Friday, September 11, 2009

Kitchens are like software: a good design is crucial

We needed to design our new kitchen.

Design is a process of making choices, removing ambiguity, and getting specific. Which cabinets would we use, where would they go, and how would they fit with the appliances? What sort of doors, handles, shelves, knobs, and racks would go in the cabinets? What material should be used for the countertop (we chose a lovely piece of "Tropical Green" granite), and what size and color should it be?

Several early design decisions were crucial:
  • Since the granite countertop was the most important part of the upgrade, everything else had to work with it.
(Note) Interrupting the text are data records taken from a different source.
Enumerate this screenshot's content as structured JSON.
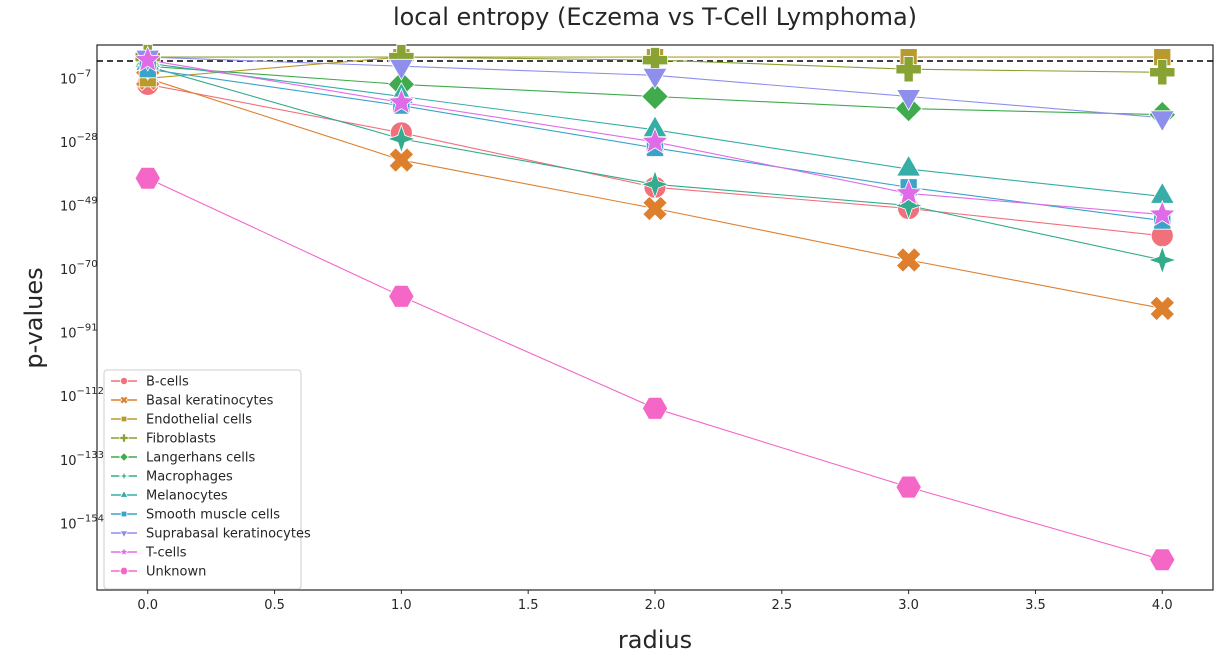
{
  "chart_data": {
    "type": "line",
    "title": "local entropy (Eczema vs T-Cell Lymphoma)",
    "xlabel": "radius",
    "ylabel": "p-values",
    "x": [
      0.0,
      1.0,
      2.0,
      3.0,
      4.0
    ],
    "x_ticks": [
      "0.0",
      "0.5",
      "1.0",
      "1.5",
      "2.0",
      "2.5",
      "3.0",
      "3.5",
      "4.0"
    ],
    "x_tick_values": [
      0.0,
      0.5,
      1.0,
      1.5,
      2.0,
      2.5,
      3.0,
      3.5,
      4.0
    ],
    "xlim": [
      -0.2,
      4.2
    ],
    "y_scale": "log",
    "y_tick_exponents": [
      -7,
      -28,
      -49,
      -70,
      -91,
      -112,
      -133,
      -154
    ],
    "ylim_exponent": [
      -176,
      4
    ],
    "reference_line": {
      "y_exponent": -1.3,
      "style": "dashed",
      "color": "#000000"
    },
    "grid": false,
    "legend_position": "lower-left",
    "series": [
      {
        "name": "B-cells",
        "color": "#f0707b",
        "marker": "circle",
        "y_exponent": [
          -9,
          -25,
          -43,
          -50,
          -59
        ]
      },
      {
        "name": "Basal keratinocytes",
        "color": "#de7f2e",
        "marker": "x",
        "y_exponent": [
          -7,
          -34,
          -50,
          -67,
          -83
        ]
      },
      {
        "name": "Endothelial cells",
        "color": "#b89a2e",
        "marker": "square",
        "y_exponent": [
          -7,
          0,
          0,
          0,
          0
        ]
      },
      {
        "name": "Fibroblasts",
        "color": "#88a333",
        "marker": "plus",
        "y_exponent": [
          0,
          0,
          -1,
          -4,
          -5
        ]
      },
      {
        "name": "Langerhans cells",
        "color": "#3fab4d",
        "marker": "diamond",
        "y_exponent": [
          -3,
          -9,
          -13,
          -17,
          -19
        ]
      },
      {
        "name": "Macrophages",
        "color": "#33ab8c",
        "marker": "star4",
        "y_exponent": [
          -3,
          -27,
          -42,
          -49,
          -67
        ]
      },
      {
        "name": "Melanocytes",
        "color": "#36ada6",
        "marker": "triangle-up",
        "y_exponent": [
          -2,
          -13,
          -24,
          -37,
          -46
        ]
      },
      {
        "name": "Smooth muscle cells",
        "color": "#3aa3c9",
        "marker": "square",
        "y_exponent": [
          -4,
          -16,
          -30,
          -43,
          -54
        ]
      },
      {
        "name": "Suprabasal keratinocytes",
        "color": "#8e8fed",
        "marker": "triangle-down",
        "y_exponent": [
          0,
          -3,
          -6,
          -13,
          -20
        ]
      },
      {
        "name": "T-cells",
        "color": "#e06be8",
        "marker": "star",
        "y_exponent": [
          -1,
          -15,
          -28,
          -45,
          -52
        ]
      },
      {
        "name": "Unknown",
        "color": "#f467c7",
        "marker": "hexagon",
        "y_exponent": [
          -40,
          -79,
          -116,
          -142,
          -166
        ]
      }
    ]
  }
}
The counter was to be large and striking, the centerpiece of the new kitchen.
  • To increase overall storage space, we decided to make the counter extra-large, and install a second set of base cabinets on the "far side" of the counter, with an overhang so people didn't bump their feet on them when sitting at the counter.
  • We would use IKEA cabinets.
IKEA provides software for kitchen planning, downloadable from their web site. It's quite powerful software, with tools for selecting different cabinets in different styles, arranging and assembling them into position, and presenting you with a 3-D view of the resulting kitchen, with a fly-through feature so you can zoom in-and-out and walk around in your new simulated kitchen. Unfortunately the software crashed routinely on my main computer, but it worked reliably on another computer so we used it there.
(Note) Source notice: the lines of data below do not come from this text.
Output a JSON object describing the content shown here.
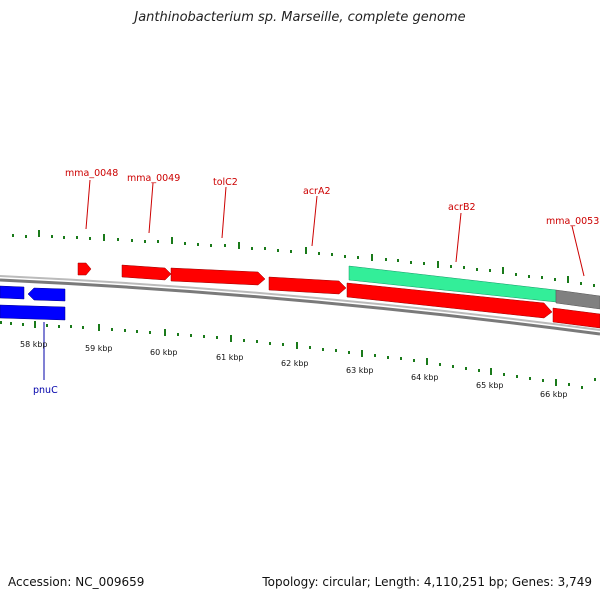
{
  "title": "Janthinobacterium sp. Marseille, complete genome",
  "footer": {
    "accession": "Accession: NC_009659",
    "topology": "Topology: circular; Length: 4,110,251 bp; Genes: 3,749"
  },
  "colors": {
    "forward_gene": "#ff0000",
    "reverse_gene": "#0000ff",
    "highlight_gene": "#33ee99",
    "other_gene": "#808080",
    "backbone": "#8a8a8a",
    "tick": "#1a7a1a",
    "label_forward": "#cc0000",
    "label_reverse": "#0000aa"
  },
  "ticks": [
    "58 kbp",
    "59 kbp",
    "60 kbp",
    "61 kbp",
    "62 kbp",
    "63 kbp",
    "64 kbp",
    "65 kbp",
    "66 kbp"
  ],
  "gene_labels": [
    {
      "name": "mma_0048",
      "strand": "forward"
    },
    {
      "name": "mma_0049",
      "strand": "forward"
    },
    {
      "name": "tolC2",
      "strand": "forward"
    },
    {
      "name": "acrA2",
      "strand": "forward"
    },
    {
      "name": "acrB2",
      "strand": "forward"
    },
    {
      "name": "mma_0053",
      "strand": "forward"
    },
    {
      "name": "pnuC",
      "strand": "reverse"
    }
  ]
}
There are lots of hidden features within the IKEA planning software, which the IKEA employees are all aware of. So we took advantage of the feature that let us save our in-progress design to the IKEA web site, then we travelled to the store and opened the design at the IKEA planning booth inside the store, and various IKEA employees helped us improve and refine our choices.

We spent many, many hours with that IKEA planning software. I have no idea how hard it would have been to communicate our design desires to our contractors without it.

After we reached a design we were comfortable with, the planning software printed out a complete bill of materials, with every last panel, door, handle, and accessory listed, and gave us an extremely detailed price quote that we were able to use for our final budgeting and adjustment. And when we actually ordered and paid for the cabinets, we simply opened our saved kitchen design at the IKEA planning booth, and the IKEA employee activated the order.

Software design has lots of design tools, too: there are word processors, sketching and storyboarding tools, diagramming tools, rapid prototyping systems, and so forth. I use these tools quite frequently during software design, but I find that a major part of software design is the identification and clarification of constraints. There are usually some major constraints that govern the implementation of software systems, and elaborating and achieving agreement on these constraints is a crucial component of design. Constraints are typically restrictions on the software's behavior, for example:
  • All data must be tracked in such a way that a historical audit trail, showing all incremental changes over time, can be produced on demand,
  • The system must be deployable on a low-end laptop with 1 GB of physical memory, for demonstrations and early use, but must scale up to fully utilize 32-way server systems with 64 GB of memory.
As the design starts to emerge, I try to capture the most important choices and decisions and invariants in writing, so that we can all agree on them.

It would be great if there were an IKEA planning tool for server software design; maybe one day I'll see such a thing!